Mi amigo Pérez de Vargas y yo, ignorábamos la relación que existía entre la libertad y los cadáveres reclamados; pero seguimos por curiosidad la manifestación, aunque de lejos, haciendo comentarios poco halagüeños para sus tribunos.

—Me parece—decía Martín, riendo,—que lo que están dispuestos a dar, no es la última gota de su sangre, sino la de sus cadáveres.

La masa de estudiantes descendió por la calle de San Bernardo, lanzando gritos de guerra, con el propósito de llegar hasta la Puerta del Sol y asaltar el Ministerio de la Gobernación.

—¡Qué manifestación macabra!—exclamaba Pérez de Vargas.

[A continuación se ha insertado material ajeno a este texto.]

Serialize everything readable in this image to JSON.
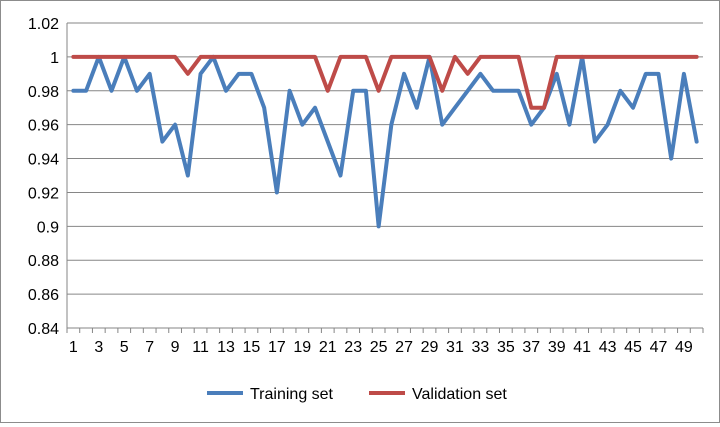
{
  "chart_data": {
    "type": "line",
    "title": "",
    "xlabel": "",
    "ylabel": "",
    "x": [
      1,
      2,
      3,
      4,
      5,
      6,
      7,
      8,
      9,
      10,
      11,
      12,
      13,
      14,
      15,
      16,
      17,
      18,
      19,
      20,
      21,
      22,
      23,
      24,
      25,
      26,
      27,
      28,
      29,
      30,
      31,
      32,
      33,
      34,
      35,
      36,
      37,
      38,
      39,
      40,
      41,
      42,
      43,
      44,
      45,
      46,
      47,
      48,
      49,
      50
    ],
    "x_tick_labels": [
      "1",
      "3",
      "5",
      "7",
      "9",
      "11",
      "13",
      "15",
      "17",
      "19",
      "21",
      "23",
      "25",
      "27",
      "29",
      "31",
      "33",
      "35",
      "37",
      "39",
      "41",
      "43",
      "45",
      "47",
      "49"
    ],
    "ylim": [
      0.84,
      1.02
    ],
    "y_ticks": [
      0.84,
      0.86,
      0.88,
      0.9,
      0.92,
      0.94,
      0.96,
      0.98,
      1,
      1.02
    ],
    "y_tick_labels": [
      "0.84",
      "0.86",
      "0.88",
      "0.9",
      "0.92",
      "0.94",
      "0.96",
      "0.98",
      "1",
      "1.02"
    ],
    "grid": "horizontal",
    "legend_position": "bottom",
    "series": [
      {
        "name": "Training set",
        "color": "#4a7ebb",
        "values": [
          0.98,
          0.98,
          1,
          0.98,
          1,
          0.98,
          0.99,
          0.95,
          0.96,
          0.93,
          0.99,
          1,
          0.98,
          0.99,
          0.99,
          0.97,
          0.92,
          0.98,
          0.96,
          0.97,
          0.95,
          0.93,
          0.98,
          0.98,
          0.9,
          0.96,
          0.99,
          0.97,
          1,
          0.96,
          0.97,
          0.98,
          0.99,
          0.98,
          0.98,
          0.98,
          0.96,
          0.97,
          0.99,
          0.96,
          1,
          0.95,
          0.96,
          0.98,
          0.97,
          0.99,
          0.99,
          0.94,
          0.99,
          0.95
        ]
      },
      {
        "name": "Validation set",
        "color": "#be4b48",
        "values": [
          1,
          1,
          1,
          1,
          1,
          1,
          1,
          1,
          1,
          0.99,
          1,
          1,
          1,
          1,
          1,
          1,
          1,
          1,
          1,
          1,
          0.98,
          1,
          1,
          1,
          0.98,
          1,
          1,
          1,
          1,
          0.98,
          1,
          0.99,
          1,
          1,
          1,
          1,
          0.97,
          0.97,
          1,
          1,
          1,
          1,
          1,
          1,
          1,
          1,
          1,
          1,
          1,
          1
        ]
      }
    ]
  }
}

Pero al llegar cerca de la plaza de Santo Domingo, una sección de guardias de orden público les salió al encuentro y les obligó a retroceder precipitadamente. Esta retirada precipitada se convirtió pronto en huída vergonzosa; porque los guardias, exasperados por los insultos antiguos y modernos que de los estudiantes recibían, comenzaron a repartir sablazos con verdadera prodigalidad. Para que la ola no nos arrastrase tuvimos necesidad de arrimarnos al muro de las casas. No nos parecía ni conveniente ni decoroso el huir, ya que nosotros no habíamos tomado parte en la manifestación. Pasaron, pues, nuestros compañeros como un vil rebaño perseguidos de los guardias; pero al aparecer éstos con los sables desenvainados, nosotros, en vez de seguir tranquilos, no pudimos reprimir un movimiento instintivo de miedo y dimos la vuelta y nos pusimos a correr como los otros. Fué nuestra perdición. A los pocos pasos que dimos, Martín cayó herido de un sablazo en la cabeza. Yo me detuve y felizmente me bajé para socorrer a mi amigo y esto me salvó de otro sablazo igual o mejor.